Saturday, June 4, 2011

World-Building Tip: Daily Life In...

I was listening to the Writing Excuses podcast on non-traditional settings at the gym the other night and they brought in author Saladin Ahmed, an Arab fantasy writer who writes stories set in a fantasy version of the Middle East (the main example being Throne of the Crescent Moon), not the standard fantasy version of medieval Europe that most high fantasy or epic fantasy stories are set in.

Saladin discussed world-building with the hosts and one thing he said had been very helpful to him was a series of books entitled Daily Life In... that dealt with different historical eras.  I made a note to myself to find these books and then forgot about it until this morning.

I just requested several books from my local library system, including Daily Life in Civil War America and Daily Life in Victorian England, which are part of a series on daily life in different historical periods.  Given how Andrew Sutter's environment is more like the Civil War U.S. or the Western frontier, books on that topic will be appropriate, while Grendel's capital of Norridge and the advanced civilizations Andrew will encounter in the later books after he crosses the Iron Desert are steampunk and therefore books on Victorian England will be appropriate.

It might even be a good idea to buy some of these books, although the actual Greenwood Press Daily Life series does not appear to have had a large print run and the average price of these books is $30+.  Still, if I was willing to shell out $50 for the BattleTech codex Clans: Warriors of Kerensky for research purposes (and at some point I need to write some more BattleTech fiction, since I got paid $196 for my story "Skirmish at the Vale's Edge"), these books might be worthy investments.

Luckily the local public library has a lot of them, so I can just request them whenever I need them.  For those of you who have access to good public libraries and are interested in improving your world-building, I'd check these out.

In addition to books dealing with daily life in the time period you're interested in writing about, primary sources from that time would also be a good idea.  I also requested The Civil War Notebook of Daniel Chisholm: A Chronicle of Daily Life in the Union Army 1864 to research what life in a more organized army would be like--it will be useful to improve the Merrill-army sections of Battle for the Wastelands and will be especially useful in the later books of the series where we see Grendel commanding troops in the field and Andrew rising through the ranks of another army. 
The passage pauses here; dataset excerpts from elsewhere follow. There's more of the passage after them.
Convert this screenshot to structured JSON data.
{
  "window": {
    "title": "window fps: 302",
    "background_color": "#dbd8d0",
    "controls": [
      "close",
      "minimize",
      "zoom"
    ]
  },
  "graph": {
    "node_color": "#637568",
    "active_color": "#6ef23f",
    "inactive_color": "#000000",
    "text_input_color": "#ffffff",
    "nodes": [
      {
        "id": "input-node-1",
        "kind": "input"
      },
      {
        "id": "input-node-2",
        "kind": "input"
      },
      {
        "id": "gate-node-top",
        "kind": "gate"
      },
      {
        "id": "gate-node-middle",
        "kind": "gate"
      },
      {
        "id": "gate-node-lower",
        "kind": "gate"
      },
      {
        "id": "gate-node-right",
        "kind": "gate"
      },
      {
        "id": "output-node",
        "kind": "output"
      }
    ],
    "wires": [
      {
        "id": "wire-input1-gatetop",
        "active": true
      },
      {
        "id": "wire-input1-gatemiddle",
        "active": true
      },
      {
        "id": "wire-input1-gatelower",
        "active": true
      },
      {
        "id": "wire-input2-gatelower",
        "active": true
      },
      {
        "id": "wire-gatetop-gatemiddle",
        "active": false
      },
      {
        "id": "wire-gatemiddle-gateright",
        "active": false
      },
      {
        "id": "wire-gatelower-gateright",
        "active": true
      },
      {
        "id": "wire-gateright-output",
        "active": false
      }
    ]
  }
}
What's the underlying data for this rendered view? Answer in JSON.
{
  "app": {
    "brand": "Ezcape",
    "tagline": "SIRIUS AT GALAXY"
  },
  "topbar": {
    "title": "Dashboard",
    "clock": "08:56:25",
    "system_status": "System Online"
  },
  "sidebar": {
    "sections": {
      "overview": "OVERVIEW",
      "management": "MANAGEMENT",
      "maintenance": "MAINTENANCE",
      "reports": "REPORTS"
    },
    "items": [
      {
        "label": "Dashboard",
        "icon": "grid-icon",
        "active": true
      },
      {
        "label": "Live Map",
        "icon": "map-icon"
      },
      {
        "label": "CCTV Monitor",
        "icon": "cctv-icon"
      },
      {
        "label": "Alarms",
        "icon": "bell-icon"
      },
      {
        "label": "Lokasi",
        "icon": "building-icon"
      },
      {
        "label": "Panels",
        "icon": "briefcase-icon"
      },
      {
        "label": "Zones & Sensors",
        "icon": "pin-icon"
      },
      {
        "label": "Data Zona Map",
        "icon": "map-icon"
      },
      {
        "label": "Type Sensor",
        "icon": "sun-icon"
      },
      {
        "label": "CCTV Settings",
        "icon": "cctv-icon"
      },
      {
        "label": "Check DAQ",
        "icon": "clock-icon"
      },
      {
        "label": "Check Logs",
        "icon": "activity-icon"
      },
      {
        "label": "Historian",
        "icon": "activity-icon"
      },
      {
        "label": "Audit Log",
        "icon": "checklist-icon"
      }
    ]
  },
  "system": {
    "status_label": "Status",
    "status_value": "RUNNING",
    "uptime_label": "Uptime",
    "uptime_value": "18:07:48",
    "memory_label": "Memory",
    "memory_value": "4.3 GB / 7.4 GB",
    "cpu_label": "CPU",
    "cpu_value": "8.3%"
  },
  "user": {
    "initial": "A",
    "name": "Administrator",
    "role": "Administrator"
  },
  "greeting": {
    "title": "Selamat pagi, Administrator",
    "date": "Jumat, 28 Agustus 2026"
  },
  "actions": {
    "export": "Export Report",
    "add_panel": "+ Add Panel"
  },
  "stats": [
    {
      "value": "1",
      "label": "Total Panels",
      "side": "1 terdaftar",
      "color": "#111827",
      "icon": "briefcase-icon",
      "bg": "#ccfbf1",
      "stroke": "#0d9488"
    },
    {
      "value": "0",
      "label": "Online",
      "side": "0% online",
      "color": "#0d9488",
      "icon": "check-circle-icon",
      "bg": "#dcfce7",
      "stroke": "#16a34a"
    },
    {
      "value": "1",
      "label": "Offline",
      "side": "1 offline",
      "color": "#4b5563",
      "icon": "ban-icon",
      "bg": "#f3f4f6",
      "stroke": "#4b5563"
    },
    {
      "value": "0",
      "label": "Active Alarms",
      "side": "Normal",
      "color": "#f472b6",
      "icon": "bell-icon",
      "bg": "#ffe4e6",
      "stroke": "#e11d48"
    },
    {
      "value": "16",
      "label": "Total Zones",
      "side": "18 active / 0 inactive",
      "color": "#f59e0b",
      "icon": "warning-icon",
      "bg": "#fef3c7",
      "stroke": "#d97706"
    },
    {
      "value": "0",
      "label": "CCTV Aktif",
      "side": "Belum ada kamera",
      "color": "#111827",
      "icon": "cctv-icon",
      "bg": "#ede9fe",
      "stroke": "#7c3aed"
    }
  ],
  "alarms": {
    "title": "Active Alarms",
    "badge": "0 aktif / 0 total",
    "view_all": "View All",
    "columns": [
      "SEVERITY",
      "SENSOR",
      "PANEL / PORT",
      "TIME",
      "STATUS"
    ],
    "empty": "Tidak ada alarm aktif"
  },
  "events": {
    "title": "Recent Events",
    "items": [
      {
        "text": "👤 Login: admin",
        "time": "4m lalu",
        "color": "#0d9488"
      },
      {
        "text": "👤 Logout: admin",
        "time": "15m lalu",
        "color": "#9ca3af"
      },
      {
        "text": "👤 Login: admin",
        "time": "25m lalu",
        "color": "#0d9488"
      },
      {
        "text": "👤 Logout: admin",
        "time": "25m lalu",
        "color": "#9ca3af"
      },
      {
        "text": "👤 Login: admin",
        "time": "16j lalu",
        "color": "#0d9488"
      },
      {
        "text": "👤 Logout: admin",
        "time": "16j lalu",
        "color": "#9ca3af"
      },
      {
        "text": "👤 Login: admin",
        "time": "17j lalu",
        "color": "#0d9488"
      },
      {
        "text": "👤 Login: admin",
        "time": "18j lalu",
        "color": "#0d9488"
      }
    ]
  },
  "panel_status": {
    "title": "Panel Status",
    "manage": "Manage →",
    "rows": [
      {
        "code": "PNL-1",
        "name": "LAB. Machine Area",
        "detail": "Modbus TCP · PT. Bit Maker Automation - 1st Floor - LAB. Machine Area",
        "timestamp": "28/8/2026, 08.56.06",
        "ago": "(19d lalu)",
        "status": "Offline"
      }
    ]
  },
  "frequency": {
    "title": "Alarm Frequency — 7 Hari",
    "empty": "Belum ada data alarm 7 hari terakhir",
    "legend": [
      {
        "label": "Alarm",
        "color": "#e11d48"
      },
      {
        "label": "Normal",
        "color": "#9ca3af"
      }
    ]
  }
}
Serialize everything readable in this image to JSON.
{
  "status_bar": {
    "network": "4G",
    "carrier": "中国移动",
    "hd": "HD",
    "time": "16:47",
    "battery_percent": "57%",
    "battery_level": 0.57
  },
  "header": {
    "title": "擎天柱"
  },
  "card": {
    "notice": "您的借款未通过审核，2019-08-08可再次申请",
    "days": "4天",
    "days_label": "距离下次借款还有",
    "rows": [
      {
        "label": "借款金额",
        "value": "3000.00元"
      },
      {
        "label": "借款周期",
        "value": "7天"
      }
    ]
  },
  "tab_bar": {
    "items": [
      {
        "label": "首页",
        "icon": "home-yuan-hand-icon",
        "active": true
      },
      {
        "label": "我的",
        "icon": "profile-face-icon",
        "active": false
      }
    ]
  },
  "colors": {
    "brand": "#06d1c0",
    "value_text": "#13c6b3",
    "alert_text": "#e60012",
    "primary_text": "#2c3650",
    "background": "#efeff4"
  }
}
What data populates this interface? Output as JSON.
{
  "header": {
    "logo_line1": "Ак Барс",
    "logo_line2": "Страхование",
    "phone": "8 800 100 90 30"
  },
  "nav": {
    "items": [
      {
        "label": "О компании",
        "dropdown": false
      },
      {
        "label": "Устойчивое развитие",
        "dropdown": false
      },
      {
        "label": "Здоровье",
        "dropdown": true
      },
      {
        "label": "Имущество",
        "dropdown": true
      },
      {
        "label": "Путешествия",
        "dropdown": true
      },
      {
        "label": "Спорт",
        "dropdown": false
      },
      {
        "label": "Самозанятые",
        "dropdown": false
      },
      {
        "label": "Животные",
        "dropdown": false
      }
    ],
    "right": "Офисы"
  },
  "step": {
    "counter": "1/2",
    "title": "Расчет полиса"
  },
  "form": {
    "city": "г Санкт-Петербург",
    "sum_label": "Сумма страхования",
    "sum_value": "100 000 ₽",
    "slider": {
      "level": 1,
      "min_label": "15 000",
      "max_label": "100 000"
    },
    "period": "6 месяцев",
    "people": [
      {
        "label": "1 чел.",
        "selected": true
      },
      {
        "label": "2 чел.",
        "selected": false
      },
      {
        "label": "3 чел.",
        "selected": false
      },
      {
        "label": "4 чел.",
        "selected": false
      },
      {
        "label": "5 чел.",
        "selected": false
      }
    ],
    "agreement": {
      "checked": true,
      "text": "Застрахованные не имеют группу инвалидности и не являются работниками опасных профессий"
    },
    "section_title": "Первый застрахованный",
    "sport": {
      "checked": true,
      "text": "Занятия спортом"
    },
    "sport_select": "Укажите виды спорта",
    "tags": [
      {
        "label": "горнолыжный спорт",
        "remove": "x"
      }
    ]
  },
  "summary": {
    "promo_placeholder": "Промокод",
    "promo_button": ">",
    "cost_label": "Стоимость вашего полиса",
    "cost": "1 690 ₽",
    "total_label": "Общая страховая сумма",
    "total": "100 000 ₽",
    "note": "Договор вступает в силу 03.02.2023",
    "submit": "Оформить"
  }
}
Bernard Cornwell based a lot of the Sharpe novels on The Recollections of Rifleman Harris, the memoir of an enlisted man in the British Army of the Napoleonic Wars.  I might try to get hold of that one as well--even though the technology in the world of Wastelands is around 50-60 years ahead of the Napoleonic Era, the two Sharpe books I have read (Sharpe's Tiger and Sharpe's Triumph) provided me with lots of useful bits of information, including stuff on the use of bulls for transporting heavy goods and how Napoleonic-era armies actually had smoke-bombs for infantry use (to mask advances under fire).

I hope you all find this useful.


  1. Very useful information; I listened to the podcast as well, but I don't think I caught this particular part. Thanks for posting this.

  2. Thanks for the comments. I hope it proves useful to you.

  3. I might have to check those out. I remember the episode, but didn't make note of the book series.

    Not sure how my urban fantasy novel will benefit, though. "Life in Atlanta Where Magic Works" is PROBABLY not available from the Gwinnett Library system. :)

  4. Well, if you wanted to write a prequel set in the 1960s or during WWII, there's a book called "Daily Life in America from the 1940s through 1960s" or something like that the Fulton system has.